DAL GDPR ALLA DIRETTIVA NIS: EUROPA, ADESSO TOCCA ALLA CYBERSICUREZZA
Dopo il GDPR, entrato in vigore lo scorso mese, l’Italia ha formalmente recepito la “Direttiva 2016/1148/EU del Parlamento Europeo e del Consiglio recante misure volte a garantire un livello comune elevato di sicurezza delle reti e dei sistemi informativi nell’Unione”, più comunemente conosciuta come Direttiva NIS. Il Testo, a differenze del Regolamento 679/2016, non è direttamente applicabile, ma stabilisce degli obiettivi per gli Stati Membri, e dovrà essere recepita mediante misure nazionali.
Per conquistare – e mantenere – una fetta di mercato, negli ultimi decenni, le aziende hanno dovuto adottare tecnologie sempre più moderne, che hanno, però, esposto le stesse a numerosi attacchi informatici, molti dei quali, a causa della debolezza dei sistemi di difesa aziendali, sono andati a buon fine, causando ingenti perdite alle imprese.
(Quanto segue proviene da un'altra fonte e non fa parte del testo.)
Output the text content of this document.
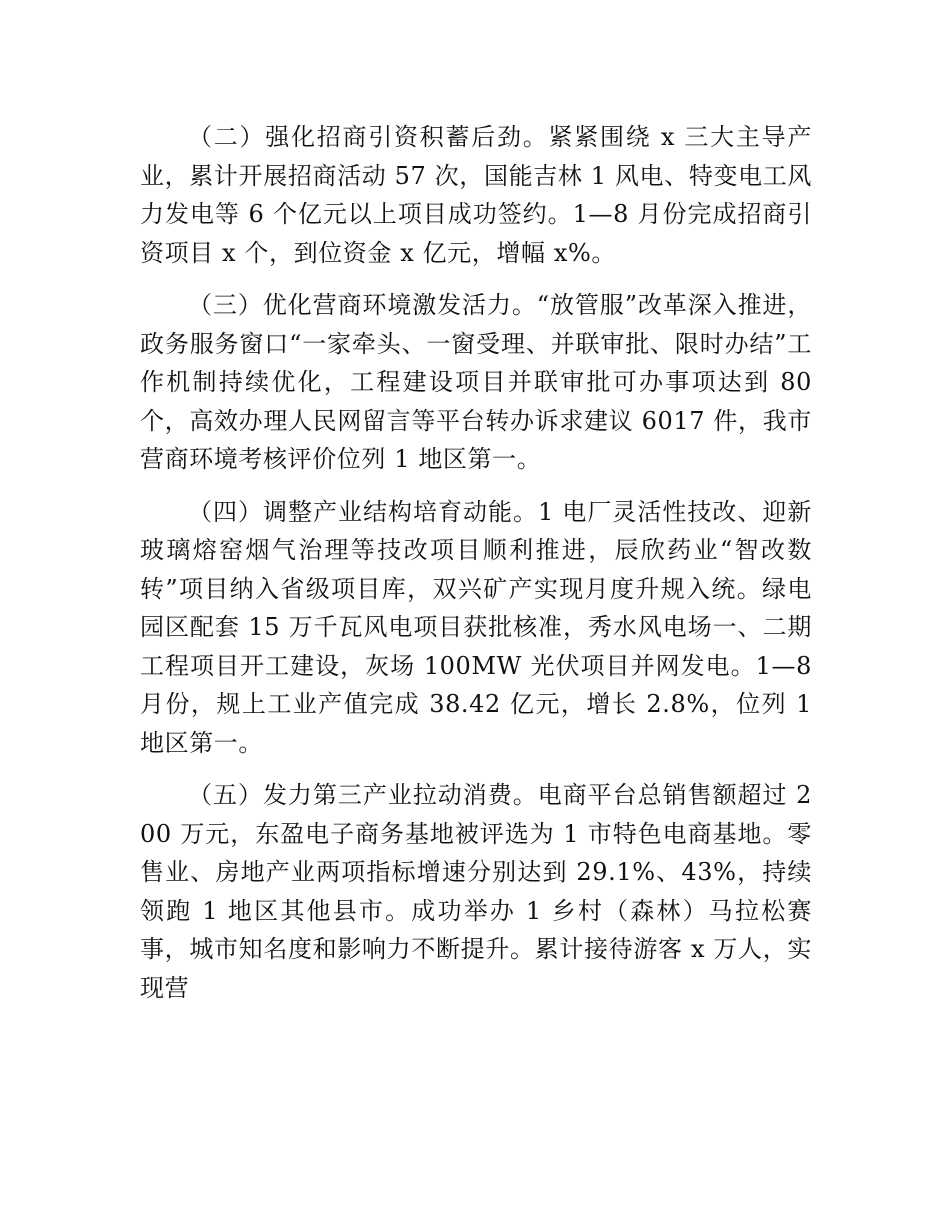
（二）强化招商引资积蓄后劲。紧紧围绕 x 三大主导产业，累计开展招商活动 57 次，国能吉林 1 风电、特变电工风力发电等 6 个亿元以上项目成功签约。1—8 月份完成招商引资项目 x 个，到位资金 x 亿元，增幅 x%。

（三）优化营商环境激发活力。“放管服”改革深入推进，政务服务窗口“一家牵头、一窗受理、并联审批、限时办结”工作机制持续优化，工程建设项目并联审批可办事项达到 80 个，高效办理人民网留言等平台转办诉求建议 6017 件，我市营商环境考核评价位列 1 地区第一。

（四）调整产业结构培育动能。1 电厂灵活性技改、迎新玻璃熔窑烟气治理等技改项目顺利推进，辰欣药业“智改数转”项目纳入省级项目库，双兴矿产实现月度升规入统。绿电园区配套 15 万千瓦风电项目获批核准，秀水风电场一、二期工程项目开工建设，灰场 100MW 光伏项目并网发电。1—8 月份，规上工业产值完成 38.42 亿元，增长 2.8%，位列 1 地区第一。

（五）发力第三产业拉动消费。电商平台总销售额超过 200 万元，东盈电子商务基地被评选为 1 市特色电商基地。零售业、房地产业两项指标增速分别达到 29.1%、43%，持续领跑 1 地区其他县市。成功举办 1 乡村（森林）马拉松赛事，城市知名度和影响力不断提升。累计接待游客 x 万人，实现营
È proprio qui che fa la sua comparsa la Direttiva NIS che è entrata in vigore il 24 giugno e che mira a migliorare, attraverso l’intelligence e la prevenzione, le difese delle infrastrutture critiche degli Stati Membri. Tutte le aziende fornitrici di servizi essenziali, siano esse pubbliche o private, dovranno, pertanto, dotarsi di adeguati strumenti volti a garantire la cybersicurezza. L’applicazione della Direttiva riguarda, come detto, le aziende che verranno identificate come Operatori di Servizi Essenziali (Ose) o fornitori di servizi digitali, ovvero tutte le imprese che forniranno, tramite internet o dispositivi, uno o più servizi essenziali per il mantenimento di attività sociali e/o economiche. A tale scopo sono stati identificati otto settori: energia, trasporti, banche, mercati finanziari, sanità, fornitura e distribuzione di acqua potabile, infrastrutture digitali e servizi digitali -.motori di ricerca, servizi cloud, piattaforme di servizi di commercio elettronico. Gli Ose italiani dovranno, qualora si verificasse un incidente informatico, comunicare l’accaduto alla propria Autorità di competenza, la quale, a sua volta, informerà il Dis – Dipartimento Informazioni Sicurezza – che ne valuterà la rilevanza internazionale e, eventualmente, avvierà la procedura di diffusione agli altri Stati. Tutte le segnalazione pervenute verranno gestite da Cert-Nazionale – Computer Emergency Response Team Nazionale – e da Cert-PA, prossimamente fuse in un’unica entità, il Csirt – Computer Security Incident Response Team. Sono, inoltre, previste sanzioni che andranno dai 12 ai 120 mila euro per le aziende che non adotteranno misure di sicurezza adeguate o che non comunicheranno eventuali incidenti informatici.